关键词: 变化检测, 异质遥感影像, 视觉语言模型, 多模态融合, SAR

Abstract:

Heterogeneous change detection using optical and SAR imagery is of great significance for disaster emergency response and all-weather monitoring. However, the significant differences in their imaging mechanisms lead to inconsistent feature distributions, which, coupled with the lack of annotated samples and textual descriptions, restrict the detection performance of traditional methods and existing deep learning models. To this end, this paper proposes a multi-dimensional change enhancement CLIP change detection network (MCE-CLIP), aiming to tackle the challenges of heterogeneous image change detection in flood disaster scenarios. The network constructs a cross-modal semantic guidance mechanism based on “SAR image transfer-text generation”, effectively narrowing the semantic gap between heterogeneous images. Meanwhile, a pseudo-siamese visual feature extraction branch and a multi-dimensional change feature enhancement module (MCFEM) are designed. By embedding modality adapters, the domain distribution discrepancy of remote sensing images is reduced. Furthermore, the MCFEM is constructed by integrating temporal cross-attention, multi-granularity differencing, and hybrid similarity projection, achieving the efficient integration of spatiotemporal contextual information. Experimental results on two typical heterogeneous datasets demonstrate that MCE-CLIP outperforms existing mainstream heterogeneous change detection methods in core evaluation metrics such as F₁ score and intersection over union.

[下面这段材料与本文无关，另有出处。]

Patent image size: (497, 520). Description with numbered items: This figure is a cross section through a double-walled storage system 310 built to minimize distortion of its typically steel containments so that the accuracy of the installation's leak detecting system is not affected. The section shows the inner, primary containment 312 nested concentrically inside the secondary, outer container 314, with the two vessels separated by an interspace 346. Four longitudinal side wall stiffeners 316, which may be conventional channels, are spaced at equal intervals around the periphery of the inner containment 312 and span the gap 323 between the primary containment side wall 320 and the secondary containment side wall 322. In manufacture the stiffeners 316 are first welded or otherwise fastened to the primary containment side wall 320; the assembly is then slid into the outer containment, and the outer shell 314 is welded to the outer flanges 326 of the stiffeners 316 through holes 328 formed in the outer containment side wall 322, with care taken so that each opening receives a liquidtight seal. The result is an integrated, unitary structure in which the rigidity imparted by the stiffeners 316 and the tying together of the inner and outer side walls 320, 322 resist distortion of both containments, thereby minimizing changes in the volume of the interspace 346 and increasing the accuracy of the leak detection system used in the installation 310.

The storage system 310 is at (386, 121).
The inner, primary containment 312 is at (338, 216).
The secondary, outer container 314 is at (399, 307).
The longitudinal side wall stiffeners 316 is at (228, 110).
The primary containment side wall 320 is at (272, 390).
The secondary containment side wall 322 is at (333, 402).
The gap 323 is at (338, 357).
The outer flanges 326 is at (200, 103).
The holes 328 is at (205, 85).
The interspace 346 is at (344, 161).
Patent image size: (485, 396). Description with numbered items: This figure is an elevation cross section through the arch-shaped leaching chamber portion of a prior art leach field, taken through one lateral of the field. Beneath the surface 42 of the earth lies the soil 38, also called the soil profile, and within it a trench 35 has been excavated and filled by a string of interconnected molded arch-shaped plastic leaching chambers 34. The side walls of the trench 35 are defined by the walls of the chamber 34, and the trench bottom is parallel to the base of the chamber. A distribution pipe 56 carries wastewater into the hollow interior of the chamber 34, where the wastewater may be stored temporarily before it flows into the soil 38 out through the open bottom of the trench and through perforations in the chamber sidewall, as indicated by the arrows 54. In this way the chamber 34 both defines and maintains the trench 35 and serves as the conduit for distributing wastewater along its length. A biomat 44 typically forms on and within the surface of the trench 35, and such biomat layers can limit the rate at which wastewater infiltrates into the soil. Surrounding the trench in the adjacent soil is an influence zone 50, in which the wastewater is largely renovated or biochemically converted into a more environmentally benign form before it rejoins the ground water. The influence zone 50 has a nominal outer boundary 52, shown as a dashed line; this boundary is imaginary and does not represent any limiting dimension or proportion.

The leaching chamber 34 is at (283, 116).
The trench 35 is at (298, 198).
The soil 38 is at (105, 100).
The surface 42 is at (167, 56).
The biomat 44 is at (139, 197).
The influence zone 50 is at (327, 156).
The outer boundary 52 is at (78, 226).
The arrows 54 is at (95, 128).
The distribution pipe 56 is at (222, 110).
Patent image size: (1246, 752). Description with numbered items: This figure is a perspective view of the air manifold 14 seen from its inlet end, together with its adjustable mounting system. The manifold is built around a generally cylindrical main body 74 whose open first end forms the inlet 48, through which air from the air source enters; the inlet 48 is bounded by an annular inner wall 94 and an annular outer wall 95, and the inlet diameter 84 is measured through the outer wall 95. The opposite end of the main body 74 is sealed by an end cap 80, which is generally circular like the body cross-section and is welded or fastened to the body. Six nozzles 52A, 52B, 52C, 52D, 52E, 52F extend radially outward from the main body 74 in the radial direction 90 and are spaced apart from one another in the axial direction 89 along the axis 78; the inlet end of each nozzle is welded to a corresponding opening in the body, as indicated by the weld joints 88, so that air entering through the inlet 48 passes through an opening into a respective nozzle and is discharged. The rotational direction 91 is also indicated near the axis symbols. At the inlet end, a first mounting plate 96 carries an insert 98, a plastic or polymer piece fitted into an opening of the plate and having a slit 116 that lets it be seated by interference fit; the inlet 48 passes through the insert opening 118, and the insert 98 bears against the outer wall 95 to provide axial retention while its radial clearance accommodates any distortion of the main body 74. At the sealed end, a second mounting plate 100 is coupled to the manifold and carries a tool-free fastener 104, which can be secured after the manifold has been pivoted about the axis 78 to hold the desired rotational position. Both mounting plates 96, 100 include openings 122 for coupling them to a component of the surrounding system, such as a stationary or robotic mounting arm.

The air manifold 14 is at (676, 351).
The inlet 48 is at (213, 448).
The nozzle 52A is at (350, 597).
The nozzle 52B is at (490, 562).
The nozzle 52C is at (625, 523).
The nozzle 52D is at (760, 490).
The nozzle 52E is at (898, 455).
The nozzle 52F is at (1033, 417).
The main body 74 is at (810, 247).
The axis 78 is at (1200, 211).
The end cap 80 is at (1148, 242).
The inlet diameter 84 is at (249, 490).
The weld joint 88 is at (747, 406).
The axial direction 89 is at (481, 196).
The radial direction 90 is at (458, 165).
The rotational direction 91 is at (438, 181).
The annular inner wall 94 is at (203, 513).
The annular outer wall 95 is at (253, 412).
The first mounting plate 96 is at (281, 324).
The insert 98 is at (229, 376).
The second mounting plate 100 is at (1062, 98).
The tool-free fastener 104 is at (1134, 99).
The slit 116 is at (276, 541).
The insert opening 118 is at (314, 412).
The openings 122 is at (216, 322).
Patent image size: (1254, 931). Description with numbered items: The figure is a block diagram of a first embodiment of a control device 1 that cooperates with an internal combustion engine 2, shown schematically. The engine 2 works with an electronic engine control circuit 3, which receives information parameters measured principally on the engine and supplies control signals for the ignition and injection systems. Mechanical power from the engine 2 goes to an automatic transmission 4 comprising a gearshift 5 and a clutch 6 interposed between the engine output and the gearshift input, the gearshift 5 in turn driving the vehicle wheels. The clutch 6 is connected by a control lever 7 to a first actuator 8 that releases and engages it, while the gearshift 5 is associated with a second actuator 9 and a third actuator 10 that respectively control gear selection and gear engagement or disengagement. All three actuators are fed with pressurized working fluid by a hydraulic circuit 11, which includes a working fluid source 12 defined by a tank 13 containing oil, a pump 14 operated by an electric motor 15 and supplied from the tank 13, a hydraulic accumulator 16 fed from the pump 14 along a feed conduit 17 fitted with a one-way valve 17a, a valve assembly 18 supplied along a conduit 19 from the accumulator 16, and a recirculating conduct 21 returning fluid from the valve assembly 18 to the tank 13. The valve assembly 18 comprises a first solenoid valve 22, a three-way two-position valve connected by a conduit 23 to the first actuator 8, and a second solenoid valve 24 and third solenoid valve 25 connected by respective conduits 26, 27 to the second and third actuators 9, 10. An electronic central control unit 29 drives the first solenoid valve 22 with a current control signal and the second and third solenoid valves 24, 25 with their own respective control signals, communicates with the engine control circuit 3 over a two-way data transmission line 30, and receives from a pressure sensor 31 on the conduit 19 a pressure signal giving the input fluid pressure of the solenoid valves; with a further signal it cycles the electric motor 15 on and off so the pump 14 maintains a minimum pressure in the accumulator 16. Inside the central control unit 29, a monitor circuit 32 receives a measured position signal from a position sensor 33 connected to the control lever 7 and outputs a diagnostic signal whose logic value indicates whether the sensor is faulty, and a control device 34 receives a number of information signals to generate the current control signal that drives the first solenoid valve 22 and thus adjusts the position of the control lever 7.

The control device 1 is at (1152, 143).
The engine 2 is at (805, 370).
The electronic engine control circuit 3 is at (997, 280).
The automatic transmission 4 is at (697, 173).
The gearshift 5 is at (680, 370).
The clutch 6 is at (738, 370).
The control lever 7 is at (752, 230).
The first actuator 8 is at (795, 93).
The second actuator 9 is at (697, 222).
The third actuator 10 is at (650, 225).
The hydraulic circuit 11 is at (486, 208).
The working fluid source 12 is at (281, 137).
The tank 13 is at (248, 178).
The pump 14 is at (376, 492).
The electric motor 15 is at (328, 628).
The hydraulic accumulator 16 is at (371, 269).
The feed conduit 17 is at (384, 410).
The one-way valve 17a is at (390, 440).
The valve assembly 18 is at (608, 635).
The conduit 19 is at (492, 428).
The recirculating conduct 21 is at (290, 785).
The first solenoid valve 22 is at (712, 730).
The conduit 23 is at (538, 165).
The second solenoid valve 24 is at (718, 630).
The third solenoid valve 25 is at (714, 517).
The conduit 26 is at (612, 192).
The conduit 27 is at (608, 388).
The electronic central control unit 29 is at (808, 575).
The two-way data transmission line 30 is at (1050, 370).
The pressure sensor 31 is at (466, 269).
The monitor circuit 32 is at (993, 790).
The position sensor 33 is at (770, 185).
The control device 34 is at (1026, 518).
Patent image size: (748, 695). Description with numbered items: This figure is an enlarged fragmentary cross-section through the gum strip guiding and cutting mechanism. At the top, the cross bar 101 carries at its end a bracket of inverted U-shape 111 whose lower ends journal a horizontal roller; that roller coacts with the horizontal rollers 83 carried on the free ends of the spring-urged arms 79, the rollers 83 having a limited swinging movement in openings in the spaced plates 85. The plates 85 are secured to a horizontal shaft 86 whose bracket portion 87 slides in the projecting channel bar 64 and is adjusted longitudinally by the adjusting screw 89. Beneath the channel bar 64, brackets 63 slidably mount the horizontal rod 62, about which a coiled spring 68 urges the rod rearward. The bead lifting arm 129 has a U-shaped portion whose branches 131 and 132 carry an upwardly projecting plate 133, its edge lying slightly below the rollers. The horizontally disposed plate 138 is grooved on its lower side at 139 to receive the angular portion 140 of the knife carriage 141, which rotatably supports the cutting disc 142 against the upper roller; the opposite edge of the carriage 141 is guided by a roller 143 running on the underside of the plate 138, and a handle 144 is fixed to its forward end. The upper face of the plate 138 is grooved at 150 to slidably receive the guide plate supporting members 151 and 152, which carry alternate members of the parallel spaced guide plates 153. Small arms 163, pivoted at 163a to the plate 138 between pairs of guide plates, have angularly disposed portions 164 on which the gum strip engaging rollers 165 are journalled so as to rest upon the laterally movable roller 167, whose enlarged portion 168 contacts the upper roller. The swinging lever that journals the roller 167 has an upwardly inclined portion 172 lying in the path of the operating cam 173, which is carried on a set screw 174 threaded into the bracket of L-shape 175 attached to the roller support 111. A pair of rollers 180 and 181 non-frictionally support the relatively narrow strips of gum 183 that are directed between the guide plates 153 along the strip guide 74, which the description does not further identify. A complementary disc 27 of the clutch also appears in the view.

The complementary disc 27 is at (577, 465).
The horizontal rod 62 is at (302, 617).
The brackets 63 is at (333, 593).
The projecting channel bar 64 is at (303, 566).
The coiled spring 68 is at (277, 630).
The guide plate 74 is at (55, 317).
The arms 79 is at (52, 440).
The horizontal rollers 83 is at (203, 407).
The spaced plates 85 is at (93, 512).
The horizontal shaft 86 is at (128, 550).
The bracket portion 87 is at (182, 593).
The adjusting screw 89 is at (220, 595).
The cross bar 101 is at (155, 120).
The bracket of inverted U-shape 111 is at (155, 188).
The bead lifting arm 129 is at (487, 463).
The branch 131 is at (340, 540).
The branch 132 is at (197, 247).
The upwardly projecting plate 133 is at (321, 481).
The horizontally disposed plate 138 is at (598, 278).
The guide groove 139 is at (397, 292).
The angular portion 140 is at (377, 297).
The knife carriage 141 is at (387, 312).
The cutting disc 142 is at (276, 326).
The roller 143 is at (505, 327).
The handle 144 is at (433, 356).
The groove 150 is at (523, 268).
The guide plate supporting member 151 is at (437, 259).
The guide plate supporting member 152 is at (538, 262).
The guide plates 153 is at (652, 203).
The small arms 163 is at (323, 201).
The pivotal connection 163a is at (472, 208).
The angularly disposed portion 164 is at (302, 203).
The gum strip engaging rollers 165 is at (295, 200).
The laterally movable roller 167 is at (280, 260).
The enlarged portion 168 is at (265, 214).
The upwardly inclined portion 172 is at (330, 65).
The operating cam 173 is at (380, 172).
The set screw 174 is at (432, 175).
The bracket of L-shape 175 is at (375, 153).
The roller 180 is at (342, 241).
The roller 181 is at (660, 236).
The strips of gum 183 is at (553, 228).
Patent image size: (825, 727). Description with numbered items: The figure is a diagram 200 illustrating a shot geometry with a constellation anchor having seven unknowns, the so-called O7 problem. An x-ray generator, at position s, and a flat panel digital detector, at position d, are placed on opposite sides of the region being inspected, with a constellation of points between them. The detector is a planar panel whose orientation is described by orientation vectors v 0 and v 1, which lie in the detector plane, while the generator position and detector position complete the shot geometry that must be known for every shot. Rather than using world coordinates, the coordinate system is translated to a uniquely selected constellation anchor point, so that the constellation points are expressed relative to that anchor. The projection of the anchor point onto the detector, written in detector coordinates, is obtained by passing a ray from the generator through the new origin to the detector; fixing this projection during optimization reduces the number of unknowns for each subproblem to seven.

Key words: change detection, heterogeneous remote sensing imagery, vision-language model, multi-modal fusion, SAR

中图分类号:

P237

尉锐, 李杰, 刘汇慧, 吴美茹, 林镠鹏, 袁强强, 郑莉. 面向洪水灾害的视觉-文本协同表征的异质遥感变化检测方法[J]. 测绘学报, 2026, 55(5): 927-940.

Rui YU, Jie LI, Huihui LIU, Meiru WU, Liupeng LIN, Qiangqiang YUAN, Li ZHENG. Heterogeneous remote sensing change detection based on vision-language collaborative representation for flood disasters[J]. Acta Geodaetica et Cartographica Sinica, 2026, 55(5): 927-940.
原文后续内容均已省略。